L'idée d'une Europe de l'espace circulait depuis des années. C’est signé aujourd’hui : après plusieurs mois de négociations, Airbus, Leonardo et Thales unissent leurs forces pour créer un champion européen des satellites, à l’image de ce qui s’est fait dans l’aviation commerciale. Ils ont signé ce matin 23 octobre (une date historique) un protocole d’accord officialisant la création d’un groupe européen des satellites. Ce projet, baptisé Bromo, vise à fusionner les activités spatiales des trois acteurs afin de donner naissance à un nouveau leader mondial capable de faire face à la concurrence féroce de groupes comme SpaceX et son réseau Starlink. (Photo WTM : une salle blanche de Thales Alenia Space à Cannes, particulièrement concerné par ce projet).
Le nouveau géant du spatial installé à Toulouse
Airbus a annoncé la nouvelle dans un communiqué. “Un nouveau géant européen du spatial vise à unir et renforcer les capacités des trois groupes en combinant leurs activités respectives dans la fabrication de satellites, de systèmes spatiaux et de services spatiaux. Cette initiative constitue une étape majeure pour renforcer l’écosystème spatial européen, soutenir l’innovation, l’autonomie stratégique et la compétitivité du continent, afin de conforter la place de l’Europe comme acteur clé du marché spatial mondial. La nouvelle société pourrait être opérationnelle en 2027, sous réserve d’obtention des autorisations réglementaires et de la satisfaction des conditions de clôture habituelles.”
Installé à Toulouse, ce nouveau géant du spatial emploiera 25.000 collaborateurs répartis à travers l’Europe et affichera un chiffre d’affaires estimé à 6,5 milliards d’euros, avec un carnet de commandes équivalent à plus de trois années de ventes. La répartition du capital a fait l’objet d’intenses négociations (Airbus fait la moitié de ce chiffre d’affaires et Thales Alenia Space 35%) pour que les trois entités se retrouvent à parts pratiquement égales. La répartition du capital se fera entre Airbus (35 %), Leonardo (32,5 %) et Thales (32,5 %). L’entreprise fonctionnera sous un contrôle conjoint, avec une gouvernance équilibrée entre les partenaires, gage d’une gestion européenne concertée.
Un partenaire de confiance des programmes spatiaux souverains nationaux
Chacun des groupes apportera ses expertises : Airbus intégrera ses divisions Space Systems et Space Digital issues d’Airbus Defence and Space ; Thales contribuera avec ses participations dans Thales Alenia Space, Telespazio et Thales SESO ; tandis que Leonardo apportera sa division spatiale et ses parts dans Telespazio et Thales Alenia Space. Ensemble, ils formeront un acteur intégré, maîtrisant toute la chaîne de valeur — de la conception des satellites jusqu’aux services d’exploitation.

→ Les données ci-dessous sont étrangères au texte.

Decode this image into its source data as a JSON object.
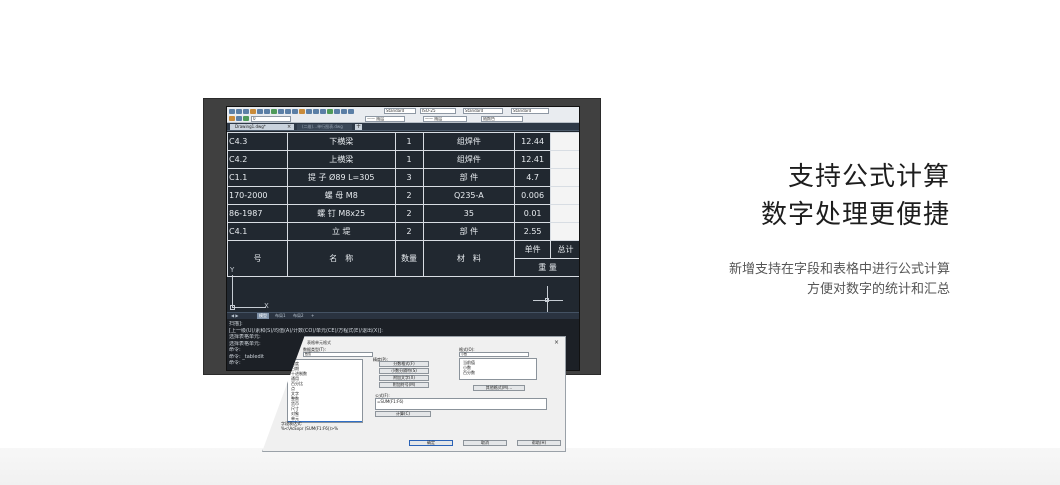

“En unissant leurs forces, Airbus, Leonardo et Thales entendent renforcer l’autonomie stratégique de l’Europe dans le domaine spatial, un secteur essentiel qui soutient des infrastructures et services critiques : télécommunications, navigation mondiale, observation de la Terre, science, exploration et sécurité nationale”, souligne Airbus dans son communiqué. “Cette nouvelle société se veut également le partenaire de confiance des programmes spatiaux souverains nationaux”.

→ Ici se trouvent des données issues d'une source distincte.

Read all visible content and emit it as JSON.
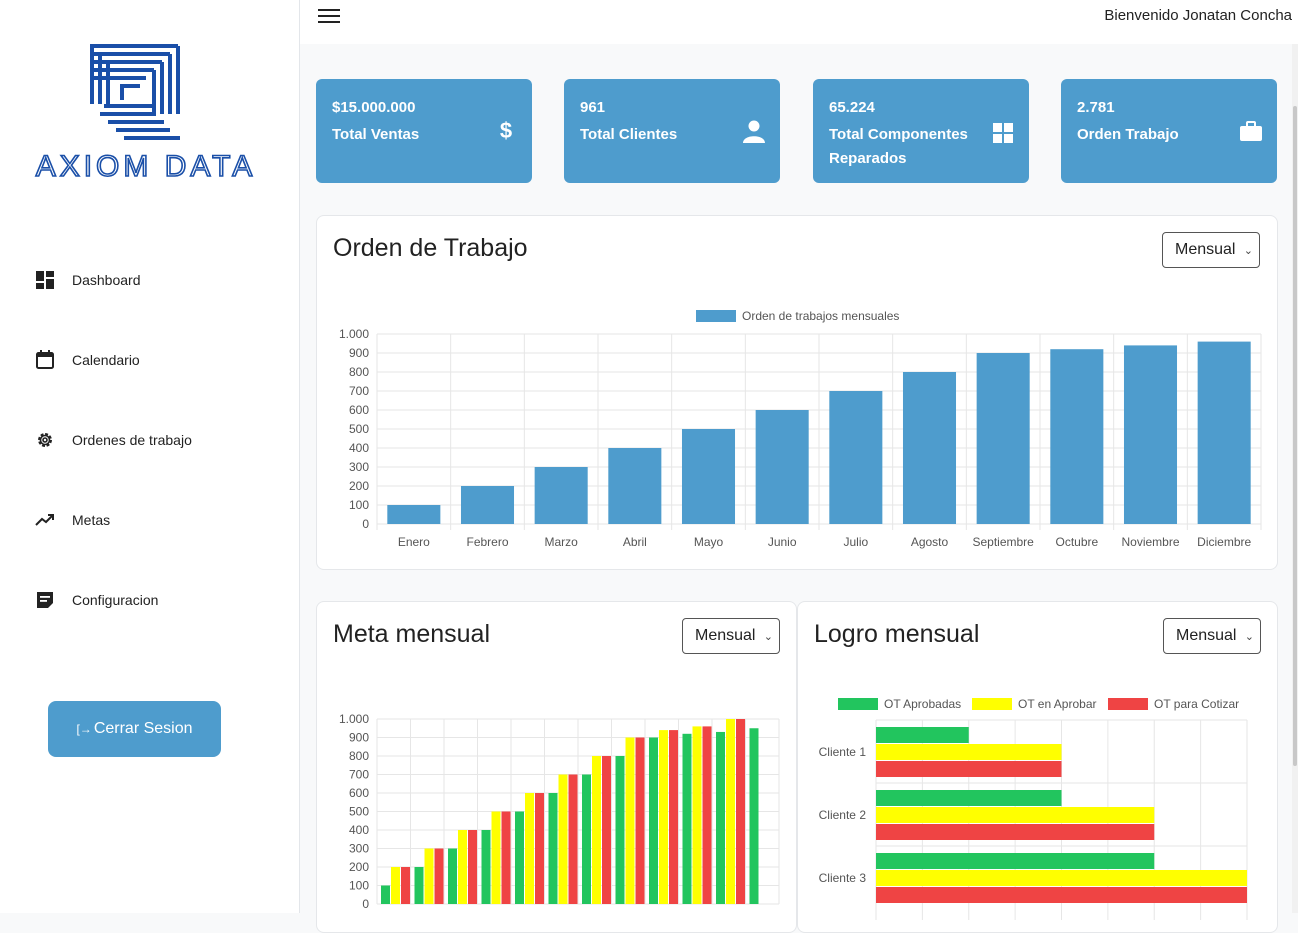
{
  "brand": {
    "name": "AXIOM DATA"
  },
  "header": {
    "welcome": "Bienvenido Jonatan Concha"
  },
  "sidebar": {
    "items": [
      {
        "label": "Dashboard",
        "icon": "dashboard-icon"
      },
      {
        "label": "Calendario",
        "icon": "calendar-icon"
      },
      {
        "label": "Ordenes de trabajo",
        "icon": "gear-icon"
      },
      {
        "label": "Metas",
        "icon": "trending-up-icon"
      },
      {
        "label": "Configuracion",
        "icon": "note-icon"
      }
    ],
    "logout": "Cerrar Sesion"
  },
  "stats": [
    {
      "value": "$15.000.000",
      "label": "Total Ventas",
      "icon": "dollar-icon"
    },
    {
      "value": "961",
      "label": "Total Clientes",
      "icon": "user-icon"
    },
    {
      "value": "65.224",
      "label": "Total Componentes Reparados",
      "icon": "grid-icon"
    },
    {
      "value": "2.781",
      "label": "Orden Trabajo",
      "icon": "briefcase-icon"
    }
  ],
  "colors": {
    "primary": "#4e9ccd",
    "green": "#22c55e",
    "yellow": "#ffff00",
    "red": "#ef4444"
  },
  "cards": {
    "orden": {
      "title": "Orden de Trabajo",
      "period": "Mensual"
    },
    "meta": {
      "title": "Meta mensual",
      "period": "Mensual"
    },
    "logro": {
      "title": "Logro mensual",
      "period": "Mensual"
    }
  },
  "chart_data": [
    {
      "type": "bar",
      "categories": [
        "Enero",
        "Febrero",
        "Marzo",
        "Abril",
        "Mayo",
        "Junio",
        "Julio",
        "Agosto",
        "Septiembre",
        "Octubre",
        "Noviembre",
        "Diciembre"
      ],
      "series": [
        {
          "name": "Orden de trabajos mensuales",
          "values": [
            100,
            200,
            300,
            400,
            500,
            600,
            700,
            800,
            900,
            920,
            940,
            960
          ]
        }
      ],
      "yticks": [
        "0",
        "100",
        "200",
        "300",
        "400",
        "500",
        "600",
        "700",
        "800",
        "900",
        "1.000"
      ],
      "ylim": [
        0,
        1000
      ],
      "grid": true,
      "legend": "top"
    },
    {
      "type": "bar",
      "series": [
        {
          "values": [
            100,
            200,
            300,
            400,
            500,
            600,
            700,
            800,
            900,
            920,
            930,
            950
          ]
        },
        {
          "values": [
            200,
            300,
            400,
            500,
            600,
            700,
            800,
            900,
            940,
            960,
            1000
          ]
        },
        {
          "values": [
            200,
            300,
            400,
            500,
            600,
            700,
            800,
            900,
            940,
            960,
            1000
          ]
        }
      ],
      "yticks": [
        "0",
        "100",
        "200",
        "300",
        "400",
        "500",
        "600",
        "700",
        "800",
        "900",
        "1.000"
      ],
      "ylim": [
        0,
        1000
      ],
      "grid": true
    },
    {
      "type": "bar",
      "orientation": "horizontal",
      "categories": [
        "Cliente 1",
        "Cliente 2",
        "Cliente 3"
      ],
      "series": [
        {
          "name": "OT Aprobadas",
          "values": [
            1,
            2,
            3
          ]
        },
        {
          "name": "OT en Aprobar",
          "values": [
            2,
            3,
            4
          ]
        },
        {
          "name": "OT para Cotizar",
          "values": [
            2,
            3,
            4
          ]
        }
      ],
      "xlim": [
        0,
        4
      ],
      "grid": true,
      "legend": "top"
    }
  ]
}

Reprendre la main dans un marché mondial de 655 milliards de dollars sur une décennie
“Elle regroupera et développera un large portefeuille de technologies complémentaires et de solutions intégrées, allant des infrastructures spatiales aux services (hors lanceurs). L’objectif est d’accélérer l’innovation dans ce domaine stratégique et de créer un acteur européen unifié, intégré et résilient, doté de la masse critique nécessaire pour rivaliser sur la scène mondiale et se développer à l’export.”
Le projet Bromo intervient dans un contexte de forte compétition mondiale, alors que la constellation Starlink d’Elon Musk multiplie les lancements et que la Chine renforce ses capacités orbitales. Pour Airbus, Thales et Leonardo, il s’agit non seulement de mettre fin aux rivalités intra-européennes, mais aussi de reprendre la main sur un marché mondial estimé à 665 milliards de dollars au cours de la prochaine décennie. Cette initiative, soutenue par les gouvernements européens, s’inscrit dans la volonté de bâtir une autonomie stratégique dans un secteur désormais essentiel à la souveraineté technologique du continent.